-
ALert and or Agent relationships
One of the features I am missing in Pandora, which I have used in other monitoring solutions is the ability to form relationships between various objects.
The normal use for these relationships is to prevent being flooded with events. I can not see such a mechanism in Pandora so would like to propose the following as an enhancement request. I would do it myself but it involves changing the database schema so I thought I’d float it here first.
I appreciate that what I am proposing might not suit everyone so would appreciate bounding the idea around a bit first.
Phase 1. – Establishing relationships between alerts on the same agent.
Every alert is assigned a priority. If when checking the monitors, if an alert is going to fire, check to see whether any higher priority alerts are already in the ‘fired’ state for that agent. If so, don’t perform the alert action but set the alert to fired.Say I have a ‘icmp_proc’, some ‘snmp_inc’s and a couple of ‘tcp_proc’ modules associated with an agent, and I make the icmp alert the highest priority and the alerts for the others all lower. If the agent is down, the icmp_proc alert will fire and I will get told about it. However, the others will also all fire as the agent is down, but I already know that so I don’t need the alerts telling me so.

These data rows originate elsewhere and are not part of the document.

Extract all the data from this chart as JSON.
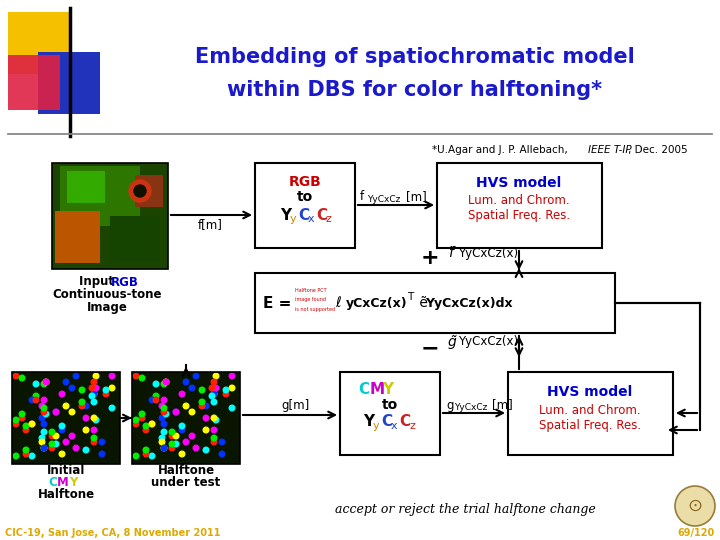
{
  "title_line1": "Embedding of spatiochromatic model",
  "title_line2": "within DBS for color halftoning*",
  "title_color": "#1a1acc",
  "bg_color": "#ffffff",
  "footer_left": "CIC-19, San Jose, CA, 8 November 2011",
  "footer_right": "69/120",
  "footer_color": "#ddaa00",
  "hvs_title_color": "#0000cc",
  "hvs_body_color": "#cc0000",
  "cmy_c_color": "#00cccc",
  "cmy_m_color": "#cc00cc",
  "cmy_y_color": "#cccc00",
  "rgb_color": "#cc0000",
  "accept_text": "accept or reject the trial halftone change",
  "sq_yellow": "#f5c000",
  "sq_blue": "#2233bb",
  "sq_red": "#dd2244",
  "frog_colors": [
    "#1a4400",
    "#2d7700",
    "#bb5500",
    "#144400",
    "#883311",
    "#33aa00"
  ],
  "dot_colors": [
    "#ff2200",
    "#00ee00",
    "#0033ff",
    "#ffff00",
    "#00ffff",
    "#ff00ff"
  ]
}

I haven’t thought through what to do with the recovery end but an idea would be that when an alert ceases, it also ceases all lower priority ones for the same agent and does not send the emails. If any module is still in a fault state, its alert will fire again shortly when the next test is done.
Phase 2 – establishing relationships between agents.

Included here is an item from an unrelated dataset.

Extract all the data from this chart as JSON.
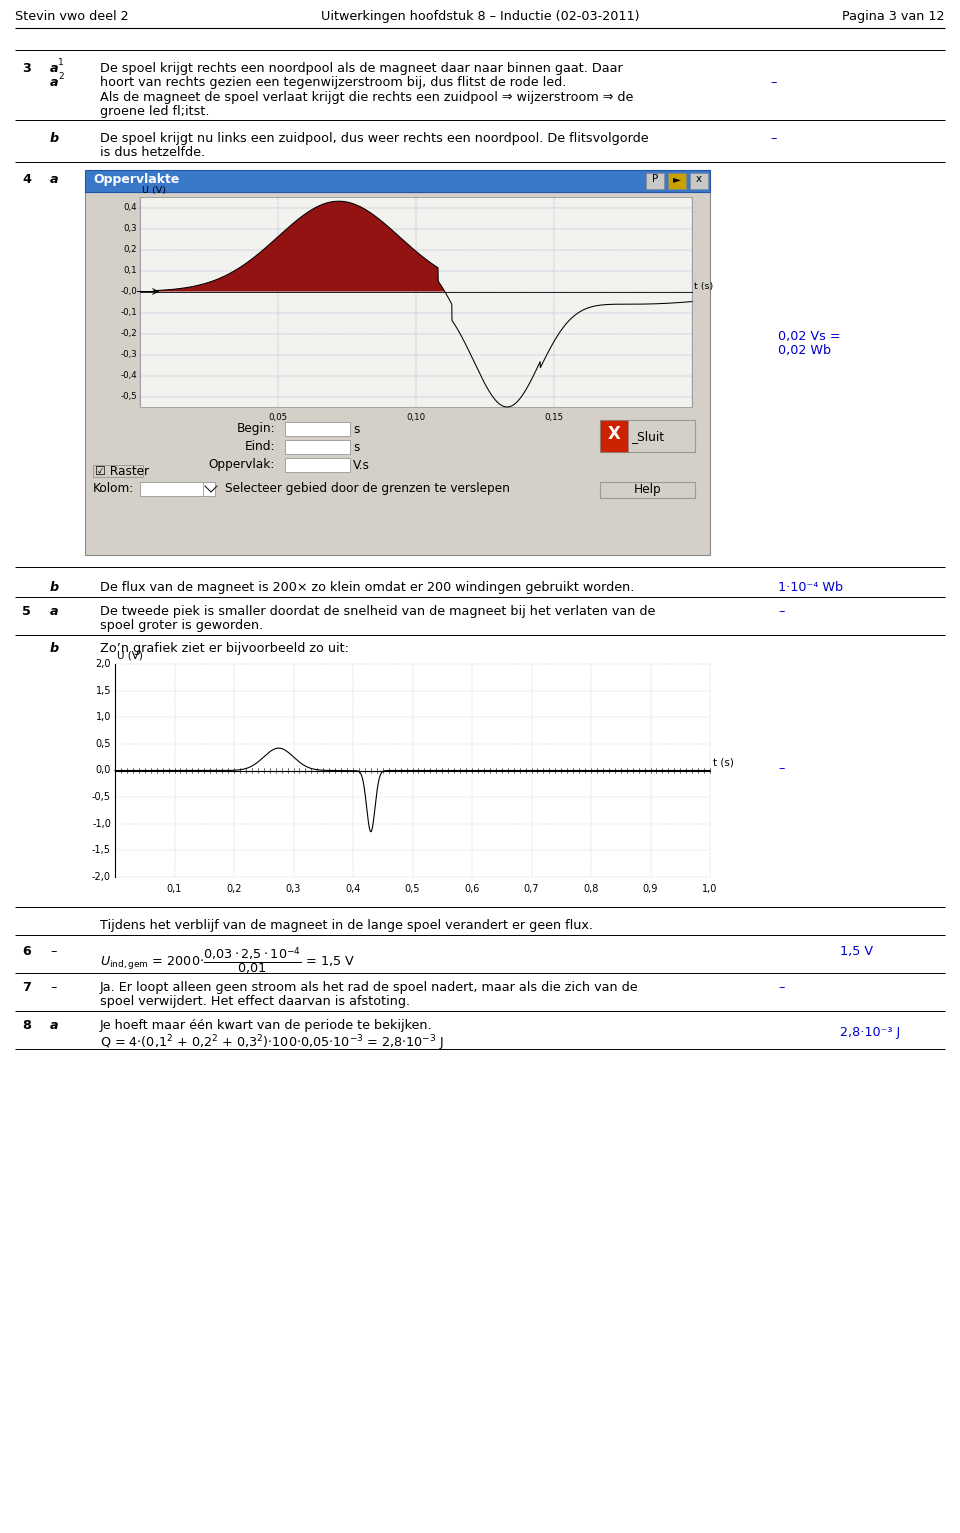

This one can get a bit tricky but I like the nagios approach of establishing trees i.e. each agent can have a parent. The idea here is similar to that in phase 1, but exactly how to use it, I am still thinking about. The idea though is to prevent getting alerts for agents that have a common root. i.e. if a router is down, then all the network based alerts for things on the other side of it are going to fire. I don’t want to get hundreds of alerts when I know the router is down.Anyway, I would be interested in what opinions others might have.